MAJALAH ICT – Jakarta. Mahkamah Agung (MA) telah menjatuhkan sanksi terhadap empat hakim Pengadilan Negeri (PN) Jakarta Pusat yang menangani perkara gugatan pailit PT Telkomsel. Keempat hakim, yaitu Agus Iskandar, Bagus Irawan, Noer Ali dan Sutoto Adiputro, dinilai telah melanggar Kode Etik dan Pedoman Perilaku Hakim yang ditetapkan MA dan Komisi Yudisial. Meskipun para hakim tersebut merasa keputusan tersebut idak adil dan mereka menjadi korban dari Telkomsel, namun jika ditelaah, ada kejanggalan terhadap keputusan pailit Telkomsel dan kewajiban membayar kurator hingga ratusan milyar rupiah.
Kejanggalan pertama adalah pada keputusan pailit yang dijatuhkan ke Telkomsel di Pengadilan Niaga Jakarta Pusat, pada 14 September 2012 lalu, Pengadilan Niaga Jakarta Pusat menjatuhkan putusan pailit terhadap Telkomsel. Perusahaan seluler terbesar di Indonesia ini dinyatakan terbukti tak dapat membayar utang sebesar Rp.5,3 miliar kepada PT Prima Jaya Informatika (PJI).
Keputusan pailit ini dikatakan telah memenuhi unsur-unsur kepailitan yang termaktub dalam pasal 2 ayat 2 UU Kepailitan. Padahal, UU Kepailitan dibentuk untuk menjawab persoalan akibat krisis ekonomi dimana banyak perusahaan yang tidak mampu membayar utang, sehingga dipailitkan. Apalah Telkomsel dengan aset lebih dari Rp. 50 triliun tidak mampu membayar utang? Tentu dalam kasus bukan soal Telkomsel tidak mampu, tapi tidak mau karena utang yang diperdebatkan dengan PJI belum terjadi.
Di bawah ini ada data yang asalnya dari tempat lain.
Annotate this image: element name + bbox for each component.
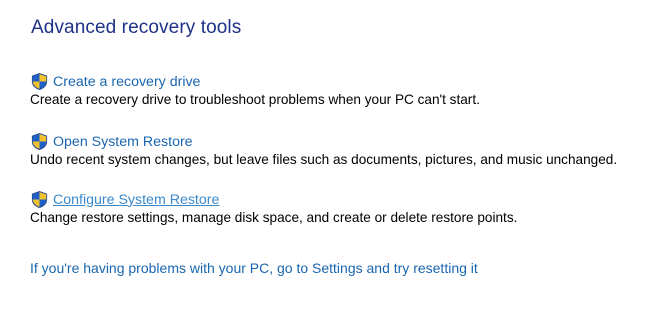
- page-title: Advanced recovery tools: [31, 17, 242, 38]
- uac-shield-icon: [31, 72, 48, 91]
- open-system-restore-description: Undo recent system changes, but leave fi…: [30, 152, 618, 167]
- configure-system-restore-description: Change restore settings, manage disk spa…: [30, 210, 518, 225]
- tool-configure-system-restore: Configure System Restore Change restore …: [30, 190, 517, 225]
- create-recovery-drive-link[interactable]: Create a recovery drive: [53, 74, 200, 90]
- open-system-restore-link[interactable]: Open System Restore: [53, 134, 193, 150]
- reset-pc-settings-link[interactable]: If you're having problems with your PC, …: [30, 260, 478, 276]
- uac-shield-icon: [31, 132, 48, 151]
- uac-shield-icon: [31, 190, 48, 209]
- configure-system-restore-link[interactable]: Configure System Restore: [53, 192, 219, 208]
- tool-link-row: Create a recovery drive: [30, 72, 480, 91]
- tool-link-row: Configure System Restore: [30, 190, 517, 209]
- tool-open-system-restore: Open System Restore Undo recent system c…: [30, 132, 617, 167]
- tool-create-recovery-drive: Create a recovery drive Create a recover…: [30, 72, 480, 107]
- tool-link-row: Open System Restore: [30, 132, 617, 151]
- create-recovery-drive-description: Create a recovery drive to troubleshoot …: [30, 92, 480, 107]
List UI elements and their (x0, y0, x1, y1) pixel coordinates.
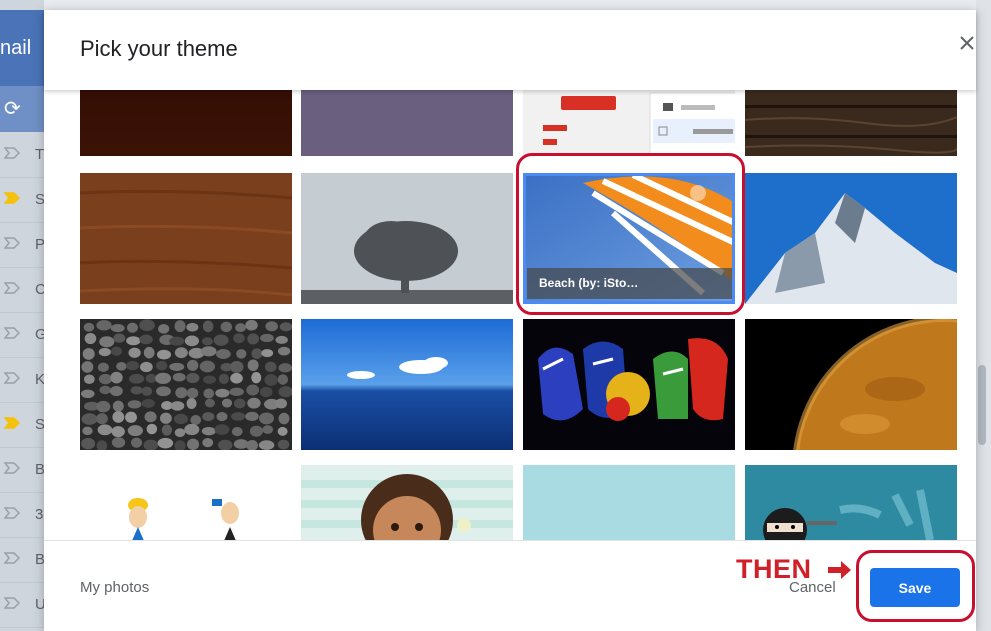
label-marker-icon[interactable] (4, 327, 20, 339)
label-marker-icon[interactable] (4, 147, 20, 159)
important-marker-icon[interactable] (4, 192, 20, 204)
label-marker-icon[interactable] (4, 507, 20, 519)
theme-tile-gmail-ui[interactable] (523, 90, 735, 156)
background-list-row[interactable]: B (0, 538, 45, 583)
background-list-row[interactable]: S (0, 178, 45, 223)
background-list-row[interactable]: G (0, 313, 47, 358)
label-marker-icon[interactable] (4, 552, 20, 564)
theme-tile-light-blue[interactable] (523, 465, 735, 540)
theme-tile-brown-wood[interactable] (80, 173, 292, 304)
label-marker-icon[interactable] (4, 372, 20, 384)
theme-tile-dark-wood-planks[interactable] (745, 90, 957, 156)
theme-tile-tree[interactable] (301, 173, 513, 304)
theme-tile-ninja[interactable] (745, 465, 957, 540)
theme-picker-dialog: Pick your theme Beach (by: iSto… My phot… (44, 10, 976, 631)
background-list-row[interactable]: C (0, 268, 46, 313)
label-marker-icon[interactable] (4, 237, 20, 249)
refresh-icon[interactable]: ⟳ (0, 86, 44, 132)
theme-tile-cartoon-characters[interactable] (80, 465, 292, 540)
theme-tile-graffiti[interactable] (523, 319, 735, 450)
background-list-row[interactable]: B (0, 448, 45, 493)
background-row-text: T (35, 146, 45, 163)
theme-tile-dark-wood-red[interactable] (80, 90, 292, 156)
theme-caption: Beach (by: iSto… (527, 268, 732, 299)
background-row-text: 3 (35, 506, 44, 523)
background-list-row[interactable]: P (0, 223, 45, 268)
background-list-row[interactable]: U (0, 583, 46, 628)
theme-tile-ocean[interactable] (301, 319, 513, 450)
save-button[interactable]: Save (870, 568, 960, 607)
background-list-row[interactable]: 3 (0, 493, 44, 538)
scrollbar-thumb[interactable] (978, 365, 986, 445)
dialog-header: Pick your theme (44, 10, 976, 90)
theme-tile-cartoon-girl[interactable] (301, 465, 513, 540)
page-scrollbar[interactable] (976, 0, 991, 631)
then-label: THEN (736, 554, 812, 584)
background-list-row[interactable]: K (0, 358, 45, 403)
label-marker-icon[interactable] (4, 462, 20, 474)
background-list-row[interactable]: T (0, 133, 44, 178)
theme-tile-planet[interactable] (745, 319, 957, 450)
dialog-footer: My photos Cancel Save (44, 540, 976, 631)
theme-tile-pebbles[interactable] (80, 319, 292, 450)
background-list-row[interactable]: S (0, 403, 45, 448)
close-icon[interactable] (954, 30, 980, 56)
important-marker-icon[interactable] (4, 417, 20, 429)
dialog-title: Pick your theme (80, 36, 238, 61)
label-marker-icon[interactable] (4, 597, 20, 609)
theme-tile-beach[interactable]: Beach (by: iSto… (523, 173, 735, 304)
theme-tile-purple[interactable] (301, 90, 513, 156)
theme-grid: Beach (by: iSto… (44, 90, 976, 540)
right-arrow-icon (828, 560, 852, 580)
label-marker-icon[interactable] (4, 282, 20, 294)
theme-tile-mountain[interactable] (745, 173, 957, 304)
my-photos-link[interactable]: My photos (80, 579, 149, 596)
background-app-label: nail (0, 10, 44, 86)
Dan kalaupun menjadi putusan, harusnya diwajibkan saja Telkomsel membayar sesuai angka utang yang disebut PJI.
Kejanggalan lainnya, setelah pada 22 November 2012, Mahkamah Agung mengabulkan permohonan kasasi PT Telekomunikasi Selular (Telkomsel) atas gugatan pailit yang dimenangkan PT Prima Jaya Informatika di pengadilan tingkat pertama di Pengadilan Niaga Jakarta Pusat, yang secara otomatis membatalkan putusan pengadilan tingkat pertama (judex factie) yang memutuskan PT Telkomsel pailit, Pengadilan Negeri Niaga Jakarta Pusat kembali mengeluarkan Putusan bernomor 48/Pailit/2012/PN.Niaga JKT.PST jo No.704K/Pdt.Sus/2012 yang isinya menetapkan kewajiban Telkomsel untuk membayar fee kurator sebesar Rp 146,808 Miliar.
Angka tersebut berasal dari perhitungan 0,5% dikali total aset yang dimiliki Telkomsel sekitar Rp58,723 triliun, sehingga didapat Rp293.616.135.000. Angka ini kemudian dibagi menjadi dua, antara Telkomsel dengan Pemohon pailit yaitu Prima Jaya Informatika (PJI), sehingga masing-masing dibebani Rp146,808 miliar.
Tentu ini janggal. Ibarat kehilangan ayam, kemudian harus membayar sapi. Gara-gara utang Rp. 5,3 miliar, kemudian harus keluar Rp. 146,808 miliar. Kejanggalan terjadi karena Majelis Hakim yang memutuskan fee kurator ini adalah Majelis Hakim yang sama. Dan, sandaran hukum yang dipakai adalah sandaran hukum lama yang sudah dinyatakan tidak berlaku lagi karena keputusan Majelis Hakim keluar setelah terbitnya Peraturan Menteri Hukum dan HAM No. 1/2013. Keputusan Menteri Kehakiman Nomor: M.09-HT.05.10 Tahun 1998 tentang Pedoman Besarnya Imbalan Jasa bagi Kurator dan Pengurus tidak berlaku lagi karena berpotensi memeras perusahaan- perusahaan besar.